Kedua, pangkalan-pangkalan militer baru yang ilegal yang dibentuk oleh Tiongkok di Laut Timur bermaksud memperkuat kemampuan kontrol nyata Beijing.

Akhirnya ialah front informasi memainkan peranan penting. Ini juga merupakan sebagian dari taktik “zona abu-abu” ketika Tiongkok berusaha melontarkan bukti-bukti sejarah yang menguntungkan mereka; mengirim sarjananya ke luar negeri untuk membela pandangan tentang kedaulatan atau memperkuat penerbitan tulisan-tulisan yang mendukung pandangan Tiongkok.

Dampak negatif terhadap perdamaian dan keamanan di kawasan

Ada satu hal yang pasti bahwa negara-negara dan opini umum dunia selama ini belum pernah mengakui klaim “garis 9 ruas” yang tidak masuk akal dan tidak punya dasar dari Tiongkok.

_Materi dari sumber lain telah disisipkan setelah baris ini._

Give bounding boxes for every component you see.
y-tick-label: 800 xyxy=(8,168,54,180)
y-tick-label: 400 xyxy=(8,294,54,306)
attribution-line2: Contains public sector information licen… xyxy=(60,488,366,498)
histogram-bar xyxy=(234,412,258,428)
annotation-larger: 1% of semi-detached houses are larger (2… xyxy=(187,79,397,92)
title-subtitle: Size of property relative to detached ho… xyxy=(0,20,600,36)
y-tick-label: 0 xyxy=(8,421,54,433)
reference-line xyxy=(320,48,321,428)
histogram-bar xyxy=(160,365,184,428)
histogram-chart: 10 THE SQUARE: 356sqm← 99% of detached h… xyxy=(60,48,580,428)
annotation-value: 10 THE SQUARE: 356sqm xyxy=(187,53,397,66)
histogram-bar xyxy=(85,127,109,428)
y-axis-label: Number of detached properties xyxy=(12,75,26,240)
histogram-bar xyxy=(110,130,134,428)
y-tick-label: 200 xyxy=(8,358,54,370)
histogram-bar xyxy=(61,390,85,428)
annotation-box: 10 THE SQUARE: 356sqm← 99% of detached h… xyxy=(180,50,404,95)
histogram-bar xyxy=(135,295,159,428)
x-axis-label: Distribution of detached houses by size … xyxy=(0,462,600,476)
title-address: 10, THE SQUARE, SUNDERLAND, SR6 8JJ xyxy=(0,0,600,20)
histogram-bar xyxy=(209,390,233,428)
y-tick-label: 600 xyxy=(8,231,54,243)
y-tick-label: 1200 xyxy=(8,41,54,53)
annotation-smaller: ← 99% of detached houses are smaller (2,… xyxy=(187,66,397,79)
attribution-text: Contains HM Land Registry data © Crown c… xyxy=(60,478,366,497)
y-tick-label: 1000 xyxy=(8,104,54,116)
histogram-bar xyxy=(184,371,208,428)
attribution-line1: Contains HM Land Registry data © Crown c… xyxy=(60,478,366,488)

Yang terkini, dalam laporan “Indo-Pasifik yang bebas dan terbuka: Mendorong visi bersama” yang diumumkan pada tanggal 4 November ini, Kementerian Luar Negeri Amerika Serikat menegaskan bahwa kedaulatan yang berdasarkan pada peta “garis 9 ruas” yang diklaim oleh Tiongkok di Laut Timur adalah  tidak berdasar, ilegal dan tidak masuk akal. Dasar hukum satu-satunya yang digunakan oleh Tiongkok untuk menuntut kedaulatan di Laut Timur juga dibantah oleh Mahkamah Arbitrase Permanen (PCA) berdasarkan pada UNCLOS 1982 dalam vonisnya yang dikeluarkan pada bulan Juli tahun 2016 dalam kasus gugatan yang dilakukan oleh Filipina terhadap Tiongkok. Akan tetapi, tanpa memperdulikan kenyataan-kenyataan yang wajar itu, Tiongkok terus mengklaim kedaulatan yang tidak masuk akal dan ilegal untuk mengubah kawasan-kawasan laut yang sepenuhnya termasuk pada kedaulatan negara lain dan sepenuhnya tidak ada sengketa menjadi kawasan laut sengketa.

Ambisi menduduki sendiri Laut Timur telah melahirkan “taktik zona abu-abu” dan masalah Tiongkok yang sedang menggunakan kekuatan unggulanya untuk mencapai kepentingan telah meningkatkan  bahaya konfrontasi dan benturan di laut, menimbulkan dampak negatif terhadap perdamaian dan keamanan di kawasan. Negara-negara di kawasan dan dunia semuanya punya kepentingan yang berkaitan dengan Laut Timur. Oleh karena itu, masalah mendorong ketertiban yang berdasarkan pada hukum, terutama menghormati secara lengkap hukum internasional, di antaranya ada UNCLOS 1982 memerlukan kerjasama multilateral, khususnya, ASEAN harus memainkan peranan sentral dan bersatu. Hanya ketika suara komunitas internasional menjadi kuat, bersinergi, maka perilaku yang bertentangan dengan hukum internasional akan menjadi terpencil dan gagal.